Tuesday, December 23, 2008

i guess

its comforting to know people who have gone through the same thing

that understand what you are going through.

it makes me feel much better and much brighter knowing that not all people are bad. i tried to give up hope. i thought all people were bad people and were mean and treated people terribly.

i was wrong. that's not true. there is hope.

i will hopefully find love again.
if not love. comfort works too. maybe someone who compliments me.
that's what we should all try to find. not someone who "completes you" but someone who compliments you.

Merry Christmas =]

Sunday, December 21, 2008

well

its all over.

live and learn.

love and then forget all about it.

after one year. my whole life is changed drastically.

and i cant turn it back to the way it was. when i was really outgoing and happy and crazy. and i LOVED holidays.

now they just seem like a waste of time.

=[ i am pathetic. i am sorry.

Monday, December 15, 2008

wow

i have a hard time believing that a long relationship can last and be nothing but loving and wonderful.

but i guess thats because the guy that i fell head over heels for is stubborn. and so am i.

we are so in love with each other. but we fight. and we do stupid things.


i am honest to god afraid that he is the love of my life and i am never going to feel the same way about someone again and i willl regret the mistakes i made for the rest of my life...

Thursday, December 11, 2008

i am so annoyed

with everything.

i like my dreams better. they are organized. and i KNOW what is happening.

life is so complicated.



and i am REALLY ridiculously jealous. but i make it worse. i think about everything too much.

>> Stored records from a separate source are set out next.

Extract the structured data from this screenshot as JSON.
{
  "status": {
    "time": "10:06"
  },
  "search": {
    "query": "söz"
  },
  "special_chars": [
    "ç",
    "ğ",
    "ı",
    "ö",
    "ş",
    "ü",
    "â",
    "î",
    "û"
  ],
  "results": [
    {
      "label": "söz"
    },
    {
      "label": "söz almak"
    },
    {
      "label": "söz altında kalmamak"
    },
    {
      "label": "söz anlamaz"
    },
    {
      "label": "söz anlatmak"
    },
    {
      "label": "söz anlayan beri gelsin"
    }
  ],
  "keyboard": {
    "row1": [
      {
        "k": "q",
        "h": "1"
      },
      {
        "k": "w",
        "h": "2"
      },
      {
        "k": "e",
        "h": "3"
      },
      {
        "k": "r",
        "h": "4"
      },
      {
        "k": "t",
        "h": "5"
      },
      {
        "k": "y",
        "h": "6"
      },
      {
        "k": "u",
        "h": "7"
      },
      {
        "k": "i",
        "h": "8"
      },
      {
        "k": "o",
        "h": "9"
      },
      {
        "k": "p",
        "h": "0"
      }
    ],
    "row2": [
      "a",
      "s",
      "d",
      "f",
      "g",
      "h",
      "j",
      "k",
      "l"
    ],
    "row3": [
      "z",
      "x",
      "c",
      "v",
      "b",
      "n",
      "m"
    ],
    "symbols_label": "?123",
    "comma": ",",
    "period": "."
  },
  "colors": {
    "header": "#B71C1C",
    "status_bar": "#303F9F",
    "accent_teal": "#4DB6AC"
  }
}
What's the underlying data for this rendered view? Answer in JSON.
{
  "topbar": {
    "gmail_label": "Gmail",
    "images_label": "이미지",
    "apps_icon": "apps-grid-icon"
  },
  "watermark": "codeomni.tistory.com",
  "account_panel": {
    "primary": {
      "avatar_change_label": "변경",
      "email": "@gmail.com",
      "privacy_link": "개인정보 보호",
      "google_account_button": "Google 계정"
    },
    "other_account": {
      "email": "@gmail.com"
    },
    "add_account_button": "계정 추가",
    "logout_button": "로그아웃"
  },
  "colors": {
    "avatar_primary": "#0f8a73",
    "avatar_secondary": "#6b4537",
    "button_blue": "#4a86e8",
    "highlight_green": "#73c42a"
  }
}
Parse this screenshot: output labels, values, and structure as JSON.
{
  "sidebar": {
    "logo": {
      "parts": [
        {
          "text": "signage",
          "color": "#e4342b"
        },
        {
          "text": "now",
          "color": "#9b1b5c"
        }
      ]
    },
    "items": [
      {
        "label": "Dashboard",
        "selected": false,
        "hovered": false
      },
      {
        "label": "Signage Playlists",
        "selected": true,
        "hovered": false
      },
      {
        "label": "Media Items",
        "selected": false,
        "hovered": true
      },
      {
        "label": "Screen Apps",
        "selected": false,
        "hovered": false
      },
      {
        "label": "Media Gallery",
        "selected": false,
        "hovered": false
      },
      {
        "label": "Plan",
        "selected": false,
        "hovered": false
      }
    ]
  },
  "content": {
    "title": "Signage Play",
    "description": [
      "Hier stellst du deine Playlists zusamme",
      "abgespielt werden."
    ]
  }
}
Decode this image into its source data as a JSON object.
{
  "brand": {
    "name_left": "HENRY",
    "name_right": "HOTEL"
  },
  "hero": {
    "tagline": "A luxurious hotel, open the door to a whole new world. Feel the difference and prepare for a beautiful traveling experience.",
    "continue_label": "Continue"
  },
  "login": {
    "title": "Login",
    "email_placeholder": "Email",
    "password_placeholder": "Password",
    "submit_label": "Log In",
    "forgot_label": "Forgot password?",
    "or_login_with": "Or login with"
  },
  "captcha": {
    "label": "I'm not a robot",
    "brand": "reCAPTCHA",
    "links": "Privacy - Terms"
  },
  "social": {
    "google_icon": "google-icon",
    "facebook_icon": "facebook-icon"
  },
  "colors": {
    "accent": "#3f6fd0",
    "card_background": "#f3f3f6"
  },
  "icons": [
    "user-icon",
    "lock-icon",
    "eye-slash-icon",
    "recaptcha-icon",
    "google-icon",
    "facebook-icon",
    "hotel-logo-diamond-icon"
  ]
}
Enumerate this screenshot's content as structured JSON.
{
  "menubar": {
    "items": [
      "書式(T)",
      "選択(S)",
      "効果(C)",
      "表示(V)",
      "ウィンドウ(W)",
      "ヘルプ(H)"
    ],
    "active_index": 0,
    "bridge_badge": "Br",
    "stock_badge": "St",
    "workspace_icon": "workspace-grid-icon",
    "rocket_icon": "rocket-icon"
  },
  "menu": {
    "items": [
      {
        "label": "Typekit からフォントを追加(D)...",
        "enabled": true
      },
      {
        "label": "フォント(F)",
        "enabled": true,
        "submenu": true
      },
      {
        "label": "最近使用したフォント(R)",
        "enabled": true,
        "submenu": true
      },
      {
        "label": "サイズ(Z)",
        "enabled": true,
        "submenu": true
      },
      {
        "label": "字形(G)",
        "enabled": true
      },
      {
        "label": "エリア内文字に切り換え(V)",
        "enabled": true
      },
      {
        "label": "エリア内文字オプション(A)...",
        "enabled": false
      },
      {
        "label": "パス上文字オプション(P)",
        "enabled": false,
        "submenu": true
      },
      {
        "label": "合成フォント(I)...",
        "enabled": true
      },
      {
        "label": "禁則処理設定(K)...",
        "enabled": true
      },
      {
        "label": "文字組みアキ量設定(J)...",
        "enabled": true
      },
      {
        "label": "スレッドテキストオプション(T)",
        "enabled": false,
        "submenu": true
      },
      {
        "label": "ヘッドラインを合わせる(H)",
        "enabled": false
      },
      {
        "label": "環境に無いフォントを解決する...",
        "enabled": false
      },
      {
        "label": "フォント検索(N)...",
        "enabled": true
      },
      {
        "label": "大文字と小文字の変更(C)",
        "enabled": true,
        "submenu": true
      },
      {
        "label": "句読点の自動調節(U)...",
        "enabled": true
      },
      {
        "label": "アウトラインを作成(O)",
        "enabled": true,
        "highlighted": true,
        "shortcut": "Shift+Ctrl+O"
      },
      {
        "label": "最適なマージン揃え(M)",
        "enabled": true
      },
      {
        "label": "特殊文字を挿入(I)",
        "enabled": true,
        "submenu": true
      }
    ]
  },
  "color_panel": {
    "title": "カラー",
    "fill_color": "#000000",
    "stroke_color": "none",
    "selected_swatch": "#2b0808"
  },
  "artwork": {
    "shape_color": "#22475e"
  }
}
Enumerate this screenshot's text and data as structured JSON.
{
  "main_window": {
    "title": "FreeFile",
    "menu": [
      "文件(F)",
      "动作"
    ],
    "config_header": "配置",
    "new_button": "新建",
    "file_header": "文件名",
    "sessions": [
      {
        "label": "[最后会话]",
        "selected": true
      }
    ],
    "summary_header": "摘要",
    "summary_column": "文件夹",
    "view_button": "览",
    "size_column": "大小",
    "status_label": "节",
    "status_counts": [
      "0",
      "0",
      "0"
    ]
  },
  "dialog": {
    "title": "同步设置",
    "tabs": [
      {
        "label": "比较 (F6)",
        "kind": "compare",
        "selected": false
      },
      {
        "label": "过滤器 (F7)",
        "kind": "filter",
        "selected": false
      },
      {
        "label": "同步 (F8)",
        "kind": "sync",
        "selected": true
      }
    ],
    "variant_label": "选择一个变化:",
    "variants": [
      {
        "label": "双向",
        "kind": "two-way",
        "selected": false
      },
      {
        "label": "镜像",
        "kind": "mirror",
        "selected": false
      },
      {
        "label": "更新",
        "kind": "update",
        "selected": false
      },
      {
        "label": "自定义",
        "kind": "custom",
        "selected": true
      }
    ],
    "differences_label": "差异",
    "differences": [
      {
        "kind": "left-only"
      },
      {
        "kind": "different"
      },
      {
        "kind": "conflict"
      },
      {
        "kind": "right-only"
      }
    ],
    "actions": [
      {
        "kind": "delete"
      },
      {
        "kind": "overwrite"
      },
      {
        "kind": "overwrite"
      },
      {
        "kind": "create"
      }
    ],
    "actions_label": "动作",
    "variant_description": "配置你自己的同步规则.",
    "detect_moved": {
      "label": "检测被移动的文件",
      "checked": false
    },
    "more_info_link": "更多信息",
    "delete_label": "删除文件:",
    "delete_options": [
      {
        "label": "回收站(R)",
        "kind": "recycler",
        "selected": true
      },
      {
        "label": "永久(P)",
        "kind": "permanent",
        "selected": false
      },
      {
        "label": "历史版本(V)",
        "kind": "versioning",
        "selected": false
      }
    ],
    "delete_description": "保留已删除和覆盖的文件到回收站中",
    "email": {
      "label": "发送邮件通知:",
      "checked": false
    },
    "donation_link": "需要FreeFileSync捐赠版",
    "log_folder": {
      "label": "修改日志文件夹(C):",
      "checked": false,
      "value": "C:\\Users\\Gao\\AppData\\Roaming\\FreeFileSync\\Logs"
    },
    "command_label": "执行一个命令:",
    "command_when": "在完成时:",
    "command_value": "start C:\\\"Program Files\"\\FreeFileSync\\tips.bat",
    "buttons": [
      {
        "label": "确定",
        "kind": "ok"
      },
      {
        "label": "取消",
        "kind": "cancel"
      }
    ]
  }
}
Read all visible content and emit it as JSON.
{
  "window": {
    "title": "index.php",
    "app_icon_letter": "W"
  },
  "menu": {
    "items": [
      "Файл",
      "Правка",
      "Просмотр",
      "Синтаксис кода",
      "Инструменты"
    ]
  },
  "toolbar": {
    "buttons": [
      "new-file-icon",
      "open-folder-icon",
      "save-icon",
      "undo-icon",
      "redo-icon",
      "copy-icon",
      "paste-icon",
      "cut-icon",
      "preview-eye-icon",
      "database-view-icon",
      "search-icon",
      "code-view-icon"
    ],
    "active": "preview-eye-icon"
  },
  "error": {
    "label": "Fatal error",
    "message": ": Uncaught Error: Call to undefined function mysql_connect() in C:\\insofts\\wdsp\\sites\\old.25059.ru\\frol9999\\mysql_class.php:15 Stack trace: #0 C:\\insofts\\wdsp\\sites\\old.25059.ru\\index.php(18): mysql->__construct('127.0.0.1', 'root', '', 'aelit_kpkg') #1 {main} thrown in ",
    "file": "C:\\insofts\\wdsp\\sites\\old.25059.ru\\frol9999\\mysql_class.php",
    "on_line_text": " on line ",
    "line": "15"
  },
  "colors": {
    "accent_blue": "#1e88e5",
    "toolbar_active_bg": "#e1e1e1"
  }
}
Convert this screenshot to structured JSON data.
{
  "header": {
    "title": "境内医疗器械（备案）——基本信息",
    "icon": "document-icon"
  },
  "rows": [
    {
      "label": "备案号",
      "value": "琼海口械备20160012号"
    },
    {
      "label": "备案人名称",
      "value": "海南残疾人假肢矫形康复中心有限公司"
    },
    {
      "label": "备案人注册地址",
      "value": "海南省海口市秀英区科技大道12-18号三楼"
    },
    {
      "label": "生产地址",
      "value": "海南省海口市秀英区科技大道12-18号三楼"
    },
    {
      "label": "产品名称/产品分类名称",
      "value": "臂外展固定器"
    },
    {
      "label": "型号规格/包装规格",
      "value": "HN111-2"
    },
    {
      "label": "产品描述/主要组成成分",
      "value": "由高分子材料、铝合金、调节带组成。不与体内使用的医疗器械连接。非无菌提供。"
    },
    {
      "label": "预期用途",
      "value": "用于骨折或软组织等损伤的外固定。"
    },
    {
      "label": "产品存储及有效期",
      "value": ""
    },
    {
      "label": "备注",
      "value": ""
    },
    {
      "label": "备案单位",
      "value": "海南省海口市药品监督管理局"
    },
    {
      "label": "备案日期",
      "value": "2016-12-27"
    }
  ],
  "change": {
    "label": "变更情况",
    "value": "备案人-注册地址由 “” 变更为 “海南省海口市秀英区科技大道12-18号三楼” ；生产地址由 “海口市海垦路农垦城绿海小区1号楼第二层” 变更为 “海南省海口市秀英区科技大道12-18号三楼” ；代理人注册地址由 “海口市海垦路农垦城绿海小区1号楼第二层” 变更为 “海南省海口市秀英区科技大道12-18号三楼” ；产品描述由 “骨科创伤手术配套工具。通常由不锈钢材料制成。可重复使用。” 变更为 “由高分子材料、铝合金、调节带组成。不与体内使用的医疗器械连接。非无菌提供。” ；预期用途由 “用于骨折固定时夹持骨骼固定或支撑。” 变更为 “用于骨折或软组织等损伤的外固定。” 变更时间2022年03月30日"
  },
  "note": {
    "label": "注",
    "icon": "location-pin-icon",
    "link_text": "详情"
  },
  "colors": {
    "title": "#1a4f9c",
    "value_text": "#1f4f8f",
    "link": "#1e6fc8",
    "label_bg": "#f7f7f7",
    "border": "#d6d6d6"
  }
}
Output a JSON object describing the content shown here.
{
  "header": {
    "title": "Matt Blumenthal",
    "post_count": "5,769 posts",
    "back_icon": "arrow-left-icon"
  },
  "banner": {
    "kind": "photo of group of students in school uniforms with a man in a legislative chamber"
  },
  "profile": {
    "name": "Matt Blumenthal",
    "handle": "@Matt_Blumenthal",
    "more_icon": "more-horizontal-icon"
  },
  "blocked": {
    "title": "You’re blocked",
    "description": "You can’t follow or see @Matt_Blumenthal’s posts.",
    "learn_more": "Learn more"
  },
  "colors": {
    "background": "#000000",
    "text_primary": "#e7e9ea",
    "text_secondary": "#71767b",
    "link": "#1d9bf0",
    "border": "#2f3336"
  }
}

i need to just let it all go.

gnjkdnfjkhnmhkl;

its just hard.

Friday, December 5, 2008

Life

my life is looking up.

i read a very good book that cheered me all up. it made me realize just what to do to get back on track. to truly like myself the way i should.

I am so excited for everything:
For the rest of fall play.
For abracadabra.
I am doing the miss Moorpark pageant.
For VEGAS to see Britney
To be free and happy.

its gonna be way different and I am soooo excited.

I have never been so ready to change.